LONDON (Alliance News) - BG Group PLC said its pretax profit soared in its second quarter due to strong performance at its liquefied natural gas division, allowing the company to increase its interim dividend by 10%.

The FTSE 100-listed natural gas company said its pretax profit jumped 47% to USD2.13 billion for the three months ended June 30 from USD1.45 billion the previous year as revenues increased 25% to USD5.51 billion from USD4.41 billion.

BG Group shares were up 3.1% to 1,217.38 pence, putting it amongst the top three FTSE 100 risers during early trading on Thursday.

The company said its liquefied natural gas operations achieved additional cargoes and favourable oil prices during the period, pushing up its revenues by 44%, while it deferred certain planned maintenance shutdown activity in the UK until later in the year.

BG Group said its LNG division delivered volumes were 29% higher, with higher realised prices in Asian and South American markets, and its oil volumes increased substantially and achieved higher prices also.

However, BG Group said its operating costs increased 33% to USD3.61 billion from USD2.72 billion with particular costs in its upstream operations and it achieved lower LNG cargo margins, slightly offsetting its profits.

Despite this, the company increased its interim dividend by 10% to 8.47 pence per share when compared to the previous year.

The company also said its first half pretax profit increased 13% to USD4.02 billion from USD3.55 billion previously with a 13% increase in revenues to USD10.49 billion from USD9.32 billion.

In the first quarter the company reported lower profits due to struggles in Egypt, where its sales volumes have fallen 35% from its fourth quarter to 66,000 barrels of oil equivalent per day.

BG Group said in May that the amount of oil being diverted to the domestic market in Egypt remains well above its contractual commitments, and the reservoir performance in the country is continuing to deteriorate.
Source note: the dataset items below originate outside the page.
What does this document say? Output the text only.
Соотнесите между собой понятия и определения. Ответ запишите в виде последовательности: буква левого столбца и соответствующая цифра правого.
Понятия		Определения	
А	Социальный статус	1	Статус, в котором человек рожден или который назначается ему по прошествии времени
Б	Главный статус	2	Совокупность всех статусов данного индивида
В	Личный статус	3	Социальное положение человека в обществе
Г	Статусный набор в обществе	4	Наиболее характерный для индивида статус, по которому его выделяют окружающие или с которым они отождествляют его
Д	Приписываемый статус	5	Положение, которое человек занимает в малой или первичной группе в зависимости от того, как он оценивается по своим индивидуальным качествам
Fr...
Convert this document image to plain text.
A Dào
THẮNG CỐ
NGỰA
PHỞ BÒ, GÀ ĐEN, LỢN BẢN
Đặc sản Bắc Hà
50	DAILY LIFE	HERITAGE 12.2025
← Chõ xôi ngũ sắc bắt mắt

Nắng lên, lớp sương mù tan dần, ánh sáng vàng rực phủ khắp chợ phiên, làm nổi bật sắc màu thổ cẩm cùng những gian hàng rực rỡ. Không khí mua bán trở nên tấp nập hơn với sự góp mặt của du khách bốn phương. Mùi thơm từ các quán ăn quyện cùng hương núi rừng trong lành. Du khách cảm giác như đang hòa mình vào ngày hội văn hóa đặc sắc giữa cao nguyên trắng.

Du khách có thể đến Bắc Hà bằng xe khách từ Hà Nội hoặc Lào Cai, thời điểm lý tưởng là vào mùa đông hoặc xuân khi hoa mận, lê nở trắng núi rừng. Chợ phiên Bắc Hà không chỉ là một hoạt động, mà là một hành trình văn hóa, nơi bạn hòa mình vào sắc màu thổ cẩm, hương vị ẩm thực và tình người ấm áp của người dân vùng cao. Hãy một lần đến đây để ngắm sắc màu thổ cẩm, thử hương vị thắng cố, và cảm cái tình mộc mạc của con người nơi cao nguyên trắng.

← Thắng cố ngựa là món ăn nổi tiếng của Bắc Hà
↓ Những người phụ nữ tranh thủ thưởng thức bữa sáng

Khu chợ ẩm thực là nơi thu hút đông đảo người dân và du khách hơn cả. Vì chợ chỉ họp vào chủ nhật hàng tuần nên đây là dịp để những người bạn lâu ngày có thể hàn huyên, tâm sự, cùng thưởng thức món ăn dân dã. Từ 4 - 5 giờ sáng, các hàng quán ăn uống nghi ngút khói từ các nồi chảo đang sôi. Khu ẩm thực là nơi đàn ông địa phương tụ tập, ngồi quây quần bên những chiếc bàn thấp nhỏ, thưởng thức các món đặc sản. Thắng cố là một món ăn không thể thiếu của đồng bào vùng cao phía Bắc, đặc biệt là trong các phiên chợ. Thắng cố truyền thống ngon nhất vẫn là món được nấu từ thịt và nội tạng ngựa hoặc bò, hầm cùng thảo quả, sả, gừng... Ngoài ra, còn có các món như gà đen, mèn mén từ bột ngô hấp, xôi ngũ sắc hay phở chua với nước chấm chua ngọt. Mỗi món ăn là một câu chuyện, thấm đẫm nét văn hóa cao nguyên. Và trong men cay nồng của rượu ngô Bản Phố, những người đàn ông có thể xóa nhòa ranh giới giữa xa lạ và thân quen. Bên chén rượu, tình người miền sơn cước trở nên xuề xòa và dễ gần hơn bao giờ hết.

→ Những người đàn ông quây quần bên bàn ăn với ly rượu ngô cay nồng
The company is entitled to a lower share of production when oil is diverted into the domestic market.

At the time, the company said its 2014 production guidance remains unchanged at 590,000 to 630,000 barrels of oil equivalent a day at reference conditions, although production is now expected to be at the lower end of the range, given the issues in Egypt.

On Thursday, BG reiterated its production guidance and said that due to delayed maintenance shutdowns in the UK, now planned for the fourth quarter, volumes as expected to be slightly below the second quarter for the remainder of the year.